Many of those who realised way-back the benefits of continued online publishing in the form of blog posts now have a huge library of credibility-building articles and with the plethora of social media channels now available through which they share this content, they are perceived as experts in their field, individually a Key Person of Influence.

Content is King and always will be but creating content is about far more than just blogging as there are many types of content that will build your online presence, your social collateral and, ultimately, your credibility. In simple terms, when someone Googles you, or something you do, you ideally want them to find you and only you. So off you go now and create some content. Lots of content.

Can’t think what to create? Ok, so you’re not alone as this is where the vast majority struggle and even fail because they just can’t think what to create or even what to do with it if they do create something and now that content creation has become mainstream marketing reaching the consciousness of the masses, there’s a problem; writer’s block.

If it were possible to wear-out words though over-use, the phrase “I don’t know what to write” would be fading rapidly into insignificance but, fear not, help is at hand. You just need to think about content creation in a structured way and use this structure every time you need to create a new piece of content as it will never fail you.

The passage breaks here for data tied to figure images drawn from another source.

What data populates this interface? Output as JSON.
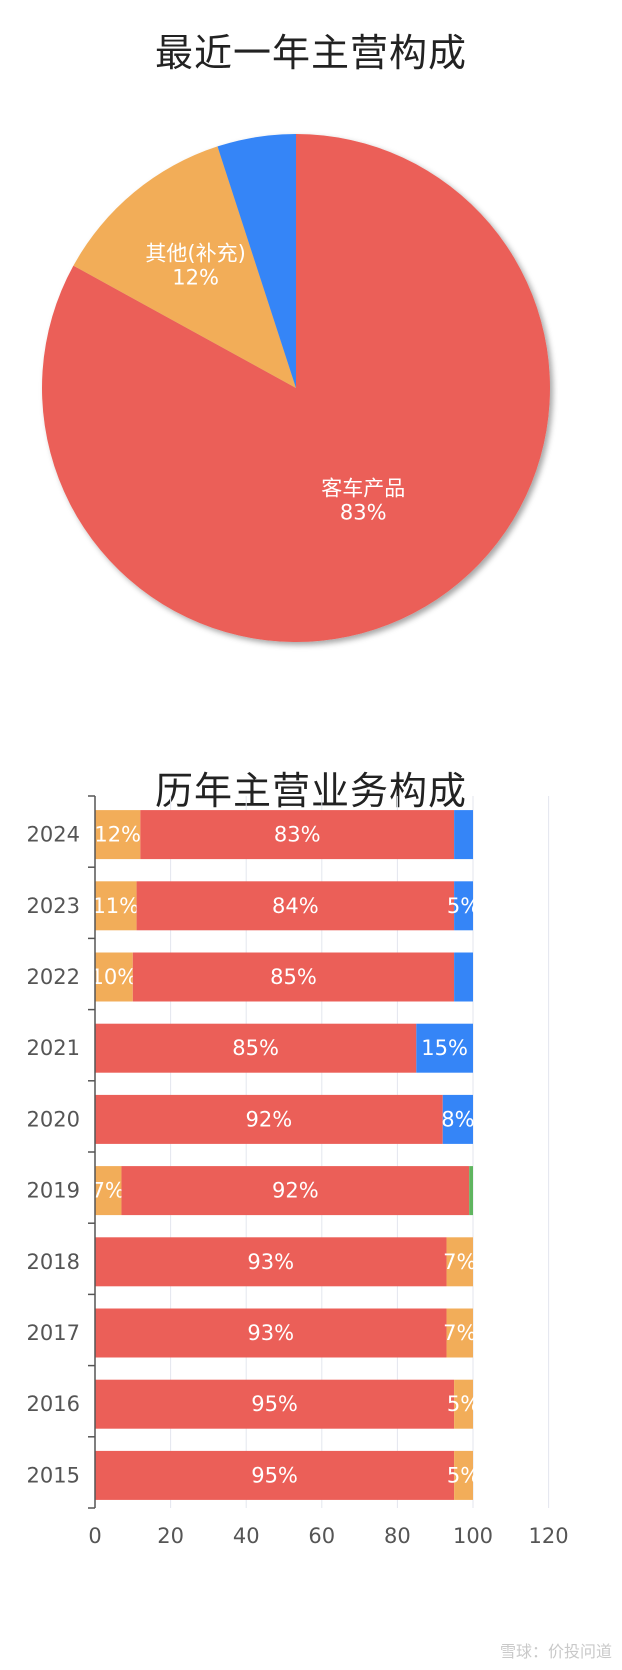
{
  "chart_data": [
    {
      "type": "pie",
      "title": "最近一年主营构成",
      "slices": [
        {
          "name": "客车产品",
          "value": 83,
          "label": "83%",
          "color": "#EB5F58"
        },
        {
          "name": "其他(补充)",
          "value": 12,
          "label": "12%",
          "color": "#F2AD59"
        },
        {
          "name": "",
          "value": 5,
          "label": "",
          "color": "#3585F7"
        }
      ]
    },
    {
      "type": "bar",
      "orientation": "horizontal",
      "stacked": true,
      "title": "历年主营业务构成",
      "categories": [
        "2024",
        "2023",
        "2022",
        "2021",
        "2020",
        "2019",
        "2018",
        "2017",
        "2016",
        "2015"
      ],
      "xlim": [
        0,
        120
      ],
      "xticks": [
        "0",
        "20",
        "40",
        "60",
        "80",
        "100",
        "120"
      ],
      "grid": true,
      "rows": [
        {
          "year": "2024",
          "segments": [
            {
              "value": 12,
              "label": "12%",
              "color": "#F2AD59"
            },
            {
              "value": 83,
              "label": "83%",
              "color": "#EB5F58"
            },
            {
              "value": 5,
              "label": "",
              "color": "#3585F7"
            }
          ]
        },
        {
          "year": "2023",
          "segments": [
            {
              "value": 11,
              "label": "11%",
              "color": "#F2AD59"
            },
            {
              "value": 84,
              "label": "84%",
              "color": "#EB5F58"
            },
            {
              "value": 5,
              "label": "5%",
              "color": "#3585F7"
            }
          ]
        },
        {
          "year": "2022",
          "segments": [
            {
              "value": 10,
              "label": "10%",
              "color": "#F2AD59"
            },
            {
              "value": 85,
              "label": "85%",
              "color": "#EB5F58"
            },
            {
              "value": 5,
              "label": "",
              "color": "#3585F7"
            }
          ]
        },
        {
          "year": "2021",
          "segments": [
            {
              "value": 85,
              "label": "85%",
              "color": "#EB5F58"
            },
            {
              "value": 15,
              "label": "15%",
              "color": "#3585F7"
            }
          ]
        },
        {
          "year": "2020",
          "segments": [
            {
              "value": 92,
              "label": "92%",
              "color": "#EB5F58"
            },
            {
              "value": 8,
              "label": "8%",
              "color": "#3585F7"
            }
          ]
        },
        {
          "year": "2019",
          "segments": [
            {
              "value": 7,
              "label": "7%",
              "color": "#F2AD59"
            },
            {
              "value": 92,
              "label": "92%",
              "color": "#EB5F58"
            },
            {
              "value": 1,
              "label": "",
              "color": "#5FB55F"
            }
          ]
        },
        {
          "year": "2018",
          "segments": [
            {
              "value": 93,
              "label": "93%",
              "color": "#EB5F58"
            },
            {
              "value": 7,
              "label": "7%",
              "color": "#F2AD59"
            }
          ]
        },
        {
          "year": "2017",
          "segments": [
            {
              "value": 93,
              "label": "93%",
              "color": "#EB5F58"
            },
            {
              "value": 7,
              "label": "7%",
              "color": "#F2AD59"
            }
          ]
        },
        {
          "year": "2016",
          "segments": [
            {
              "value": 95,
              "label": "95%",
              "color": "#EB5F58"
            },
            {
              "value": 5,
              "label": "5%",
              "color": "#F2AD59"
            }
          ]
        },
        {
          "year": "2015",
          "segments": [
            {
              "value": 95,
              "label": "95%",
              "color": "#EB5F58"
            },
            {
              "value": 5,
              "label": "5%",
              "color": "#F2AD59"
            }
          ]
        }
      ]
    }
  ],
  "watermark": "雪球：价投问道"
}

When thinking about new content the three main considerations are:
1) The basis of the content, the fundamental reason for creating it; the ‘why’
2) The form it will take, what it will actually be; the ‘what’
3) The method of delivery or distribution throughout the known universe; the ‘how’

Content-Creation-274x300This may sound a little daunting but here is an infographic we developed to help our clients keep to a structure so they always follow the same steps in the same order for creating new content. Starting from the centre wheel you decide on the ‘why’. Once you’re clear on this, move to the arrows to decide on the ‘what’ and when you know what you’re going to create the outer circle will show you the ‘how’.

Content Marketing is all pervasive and is what’s it’s really all about. It’s a relatively new buzz-phrase but, to be honest, it’s never been any different. Newspapers, magazines, TV & radio have been the primary channels for Content Marketing to capture and keep your attention (and your money) for many years – just look at the lengths the likes of Coca Cola go to with their engaging advertising campaigns. Until now (at least relatively recently) the average person/business owner just didn’t have access to such a large and diverse audience for such a minimal investment.

So, go and experiment. Create content about what you do, what you’re passionate about and what you want people to know, and then tell the world about it.

 


The term ‘blog’: We’ve had web-logs ever since we’ve had any sort of online communication capability and these web-logs were most often the work of an individual who created a website with mini-articles, usually displayed in reverse chronological order (newest first), around a single subject or area of interest. The term ‘blog’ wasn’t even in existence until the late nineties and is a truncation of the words ‘web’ and ‘log’ – a ‘web log’. Later, the natural fluidity of language combined our penchant for turning an otherwise perfectly clear, multi-word description into a noun, and the single-syllable word ‘blog’ was born.

As if that wasn’t enough, it also became a thing we do; we blog, you blog, she blogs. We are blogging and we therefore all become bloggers. The word ‘blog’ appears to have entered dictionaries around 2003 – and you thought it was a new-fangled thing, didn’t you?